Enterprises are struggling to make the most out of their internet of things (IoT) deployments despite it being “transformational technology”, a new report has claimed.
According to analyst firm Gartner, enterprise adoption of IoT has become stuck in a “trough of disillusionment” as interest wanes post initial deployments.
“IoT is in the trough because we see that many companies are implementing the technology, but they struggle to define the best opportunities for using its measurement and tracking capabilities,” explained Mike Burkett, vice president distinguished analyst with the Gartner supply chain practice.
According to Gartner’s 2019 Digital Business Impact on the Supply Chain Survey, 59 per cent of respondents had partially or fully deployed IoT across the entire organisation.

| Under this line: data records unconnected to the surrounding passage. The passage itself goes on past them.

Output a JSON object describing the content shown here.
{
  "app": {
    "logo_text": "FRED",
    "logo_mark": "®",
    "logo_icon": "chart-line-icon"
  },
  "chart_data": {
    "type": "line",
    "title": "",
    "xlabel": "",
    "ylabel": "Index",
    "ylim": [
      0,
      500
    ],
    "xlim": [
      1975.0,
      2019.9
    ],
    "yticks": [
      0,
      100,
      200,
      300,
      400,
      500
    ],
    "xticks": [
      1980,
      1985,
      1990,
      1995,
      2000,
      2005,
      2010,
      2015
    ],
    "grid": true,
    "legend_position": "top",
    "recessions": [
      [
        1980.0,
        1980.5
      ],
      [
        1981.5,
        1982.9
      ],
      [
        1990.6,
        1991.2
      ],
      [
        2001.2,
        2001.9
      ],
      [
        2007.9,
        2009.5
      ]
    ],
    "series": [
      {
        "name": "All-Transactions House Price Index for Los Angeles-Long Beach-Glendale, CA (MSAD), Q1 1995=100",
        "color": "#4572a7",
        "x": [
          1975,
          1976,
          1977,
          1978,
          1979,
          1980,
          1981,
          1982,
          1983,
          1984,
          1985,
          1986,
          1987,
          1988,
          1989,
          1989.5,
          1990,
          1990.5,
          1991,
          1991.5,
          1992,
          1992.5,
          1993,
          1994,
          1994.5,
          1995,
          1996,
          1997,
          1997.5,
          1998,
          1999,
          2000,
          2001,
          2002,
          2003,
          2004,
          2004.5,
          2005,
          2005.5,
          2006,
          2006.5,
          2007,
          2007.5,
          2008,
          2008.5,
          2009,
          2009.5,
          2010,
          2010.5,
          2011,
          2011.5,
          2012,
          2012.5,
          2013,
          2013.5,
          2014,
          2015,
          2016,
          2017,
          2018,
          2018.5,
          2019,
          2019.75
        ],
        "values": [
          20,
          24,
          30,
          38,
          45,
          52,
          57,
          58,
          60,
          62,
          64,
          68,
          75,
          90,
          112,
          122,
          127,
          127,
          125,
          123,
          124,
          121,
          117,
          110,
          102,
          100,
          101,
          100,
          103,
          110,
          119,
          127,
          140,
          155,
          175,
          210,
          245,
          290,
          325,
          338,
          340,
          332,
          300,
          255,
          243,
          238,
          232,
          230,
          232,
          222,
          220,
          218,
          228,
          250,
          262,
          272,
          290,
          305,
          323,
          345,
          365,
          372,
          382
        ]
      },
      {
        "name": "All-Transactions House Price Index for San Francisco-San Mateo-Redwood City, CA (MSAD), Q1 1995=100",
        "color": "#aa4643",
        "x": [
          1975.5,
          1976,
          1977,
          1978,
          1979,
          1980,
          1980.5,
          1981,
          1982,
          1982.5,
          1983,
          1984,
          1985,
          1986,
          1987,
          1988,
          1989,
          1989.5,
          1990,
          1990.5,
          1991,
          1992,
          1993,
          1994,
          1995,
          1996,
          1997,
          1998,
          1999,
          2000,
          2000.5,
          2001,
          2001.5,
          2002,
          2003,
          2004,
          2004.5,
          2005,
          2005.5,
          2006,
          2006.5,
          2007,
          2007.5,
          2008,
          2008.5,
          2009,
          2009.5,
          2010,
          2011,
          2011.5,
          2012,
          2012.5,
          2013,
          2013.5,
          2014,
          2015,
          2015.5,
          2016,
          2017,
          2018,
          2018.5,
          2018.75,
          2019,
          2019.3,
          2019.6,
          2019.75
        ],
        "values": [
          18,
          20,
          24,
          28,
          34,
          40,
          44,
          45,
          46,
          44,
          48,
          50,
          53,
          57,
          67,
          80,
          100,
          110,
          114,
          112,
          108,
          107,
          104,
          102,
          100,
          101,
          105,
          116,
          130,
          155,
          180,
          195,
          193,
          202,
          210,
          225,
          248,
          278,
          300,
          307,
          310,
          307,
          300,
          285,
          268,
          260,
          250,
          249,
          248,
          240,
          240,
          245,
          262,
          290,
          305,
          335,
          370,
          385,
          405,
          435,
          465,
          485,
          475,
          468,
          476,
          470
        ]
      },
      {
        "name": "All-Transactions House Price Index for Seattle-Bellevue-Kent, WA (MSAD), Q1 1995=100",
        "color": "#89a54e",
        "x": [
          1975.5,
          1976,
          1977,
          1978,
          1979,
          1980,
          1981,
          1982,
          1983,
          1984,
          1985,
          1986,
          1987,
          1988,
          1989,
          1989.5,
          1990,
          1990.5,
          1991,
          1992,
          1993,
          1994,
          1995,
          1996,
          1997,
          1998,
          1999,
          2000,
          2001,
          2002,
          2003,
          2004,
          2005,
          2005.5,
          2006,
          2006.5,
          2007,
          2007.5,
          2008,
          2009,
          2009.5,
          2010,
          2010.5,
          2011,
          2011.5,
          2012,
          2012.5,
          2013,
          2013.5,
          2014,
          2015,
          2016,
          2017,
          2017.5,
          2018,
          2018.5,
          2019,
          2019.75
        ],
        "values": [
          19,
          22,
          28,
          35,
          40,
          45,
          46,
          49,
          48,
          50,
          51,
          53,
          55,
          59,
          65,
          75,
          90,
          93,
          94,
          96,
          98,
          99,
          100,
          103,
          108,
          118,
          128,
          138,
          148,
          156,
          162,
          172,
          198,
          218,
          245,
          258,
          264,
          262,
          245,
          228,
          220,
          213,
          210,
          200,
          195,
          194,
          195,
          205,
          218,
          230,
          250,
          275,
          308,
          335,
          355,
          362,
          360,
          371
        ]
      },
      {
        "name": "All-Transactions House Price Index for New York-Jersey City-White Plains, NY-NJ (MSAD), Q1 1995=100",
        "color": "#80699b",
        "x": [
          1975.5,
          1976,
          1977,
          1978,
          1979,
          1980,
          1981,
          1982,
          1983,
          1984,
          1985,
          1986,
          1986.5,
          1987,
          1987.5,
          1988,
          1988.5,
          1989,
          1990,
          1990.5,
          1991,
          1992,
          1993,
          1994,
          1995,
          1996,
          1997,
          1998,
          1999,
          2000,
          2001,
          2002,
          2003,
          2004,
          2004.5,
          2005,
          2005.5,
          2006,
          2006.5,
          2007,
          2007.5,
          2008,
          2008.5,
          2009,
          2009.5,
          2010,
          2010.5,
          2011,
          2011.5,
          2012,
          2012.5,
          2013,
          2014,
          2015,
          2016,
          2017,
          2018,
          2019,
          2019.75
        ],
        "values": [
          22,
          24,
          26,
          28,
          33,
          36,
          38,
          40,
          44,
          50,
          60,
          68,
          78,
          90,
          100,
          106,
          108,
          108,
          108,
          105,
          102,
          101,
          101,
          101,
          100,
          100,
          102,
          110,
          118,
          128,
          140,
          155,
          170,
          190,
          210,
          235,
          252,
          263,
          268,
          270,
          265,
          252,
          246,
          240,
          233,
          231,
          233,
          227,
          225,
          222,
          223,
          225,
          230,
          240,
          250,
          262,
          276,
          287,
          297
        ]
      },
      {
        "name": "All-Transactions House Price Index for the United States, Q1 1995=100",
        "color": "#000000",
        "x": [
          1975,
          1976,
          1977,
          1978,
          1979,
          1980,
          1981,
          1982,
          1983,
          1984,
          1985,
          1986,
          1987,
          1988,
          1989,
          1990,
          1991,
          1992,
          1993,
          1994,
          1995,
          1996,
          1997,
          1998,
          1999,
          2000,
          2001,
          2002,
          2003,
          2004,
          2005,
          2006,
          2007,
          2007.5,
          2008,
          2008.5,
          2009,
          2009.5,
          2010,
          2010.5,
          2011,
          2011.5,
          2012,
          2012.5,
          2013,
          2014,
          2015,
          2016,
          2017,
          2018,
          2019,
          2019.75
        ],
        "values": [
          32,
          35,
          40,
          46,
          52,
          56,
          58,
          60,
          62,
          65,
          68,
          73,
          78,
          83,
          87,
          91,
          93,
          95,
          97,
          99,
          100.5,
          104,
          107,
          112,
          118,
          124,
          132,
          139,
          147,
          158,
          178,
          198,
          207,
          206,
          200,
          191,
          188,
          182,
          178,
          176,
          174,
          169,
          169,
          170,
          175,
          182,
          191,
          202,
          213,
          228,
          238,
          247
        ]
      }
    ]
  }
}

Another 22 per cent were piloting and 15 per cent had not invested yet, but planned to do so in the next two years.
Although Burkett said Gartner had marked IoT as a “transformational technology” because it has the potential to “impact many areas of the supply chain in a broad and profound way”.
He added that most current IoT use cases are in manufacturing, but argues it has potential to help customer experience in the services sector.
“More mature organisations will also be able to create information-based products such as providing visibility and analytics for better asset usage,” he said.
According to a recent report by PwC, Australia’s IoT industry hit almost $19 billion in 2018 and is expected to grow to $30 billion by 2023.
This month, the Federal Government has released a voluntary Code of Practice for IoT, aimed at improving the security of these types of devices for Australian consumers, to which more than 4,000 organisations contributed.
Now, in order to make the most out of any initial IoT deployments, Gartner advises identifying the correct supply chain processes that can benefit from the technology.
“In some cases, processes will have to be redesigned to accommodate IoT capabilities. If the subject matter expert is an external provider, supply chain leaders should always check how they might use – and possibly monetise – captured data,” Burkett added.